I am not Christian, or even religious. But I believe in a higher power and in the wind, the heart, and the drum. Most of all, I believe in death and the power of surrender. The serenity prayer has been a helpful guide, and I have spent many years considering the meaning of Step 3’s advice to “turn your will and your life over to the care of God.” But I have only recently realized that whoever resists life’s invitation to the dance will lose themselves in the darkness behind the mask, while whoever surrenders their fear of change will find themselves unmasked--and seeing and feeling clearly--in the light.

* * *

You know those people who avoid watching the news? The ones who cover their eyes during violent scenes on t.v.? The ones who cry listening to sad songs? They might even tear up when someone announces a pregnancy or birth. And when you tell them your stepfather whom you haven’t talked to in years has suddenly died, they will hug you and say something so thoughtful and full of love that it will slip through the shadows guarding your heart, and though that morning you were able to eat your breakfast and run your errands and do your life, you will not be able to focus for the rest of the day. You will remember that grief is a form of love, so when you close the door on it, you are really closing the door on love. And you will wonder how anyone can move through the world with their heart door just hanging open all the time; how do they get anything done?

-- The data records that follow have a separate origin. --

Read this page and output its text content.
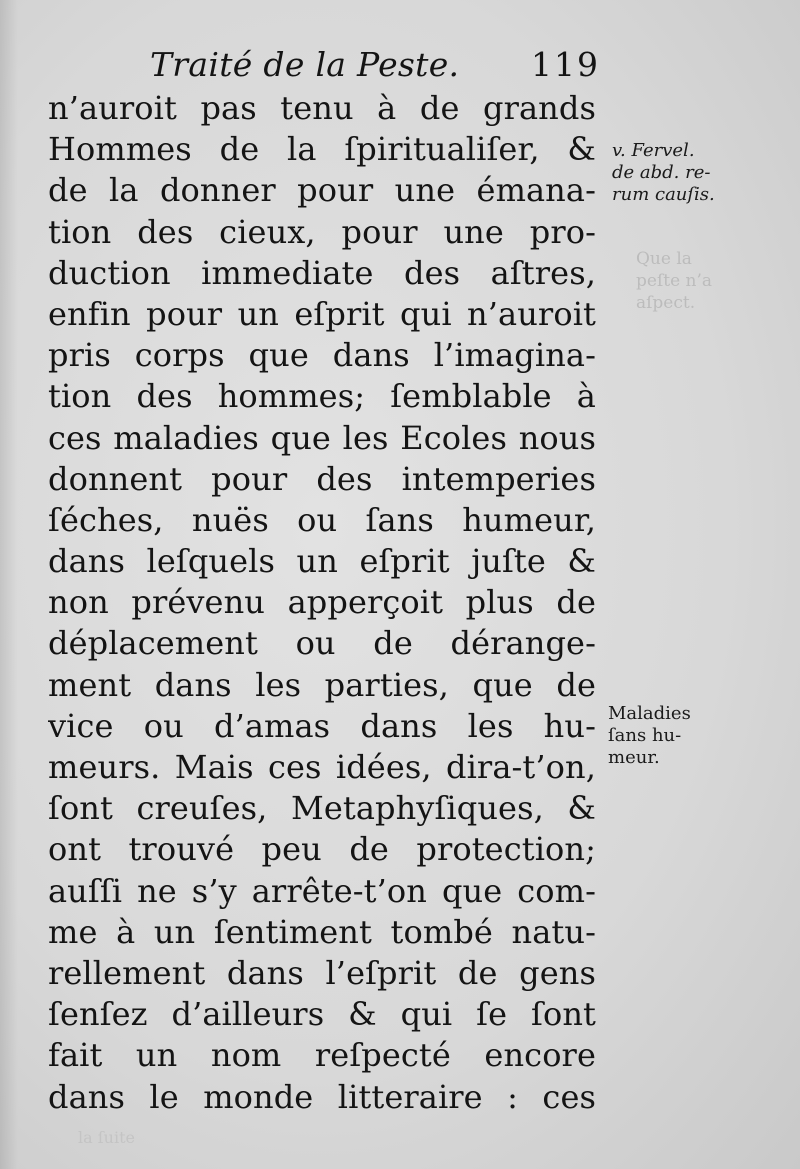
Traité de la Peste. 119
n’auroit pas tenu à de grands
Hommes de la ſpiritualiſer, &
de la donner pour une émana-
tion des cieux, pour une pro-
duction immediate des aſtres,
enfin pour un eſprit qui n’auroit
pris corps que dans l’imagina-
tion des hommes; ſemblable à
ces maladies que les Ecoles nous
donnent pour des intemperies
ſéches, nuës ou ſans humeur,
dans leſquels un eſprit juſte &
non prévenu apperçoit plus de
déplacement ou de dérange-
ment dans les parties, que de
vice ou d’amas dans les hu-
meurs. Mais ces idées, dira-t’on,
ſont creuſes, Metaphyſiques, &
ont trouvé peu de protection;
auſſi ne s’y arrête-t’on que com-
me à un ſentiment tombé natu-
rellement dans l’eſprit de gens
ſenſez d’ailleurs & qui ſe ſont
fait un nom reſpecté encore
dans le monde litteraire : ces
v. Fervel.
de abd. re-
rum cauſis.
Maladies
ſans hu-
meur.
Que la
peſte n’a
aſpect.
la ſuite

You’ll remember that you used to be that vulnerable, that you used to cry easily when you lost someone, or when someone close to you lost someone. You’ll remember this best late at night when you can’t sleep despite the melatonin in your system and the lavender scent in the air. You’ll remember and wonder, as you dangle in the space between your old life and your new one, how brave you’ll have to be to make room for that kind of light once you’ve tossed the pieces of your old life in the river. God, you’ll whisper, grant me the serenity to accept the things I cannot change, courage to change the things I can, and wisdom to know the difference. When you wake up, you won’t even remember closing your eyes.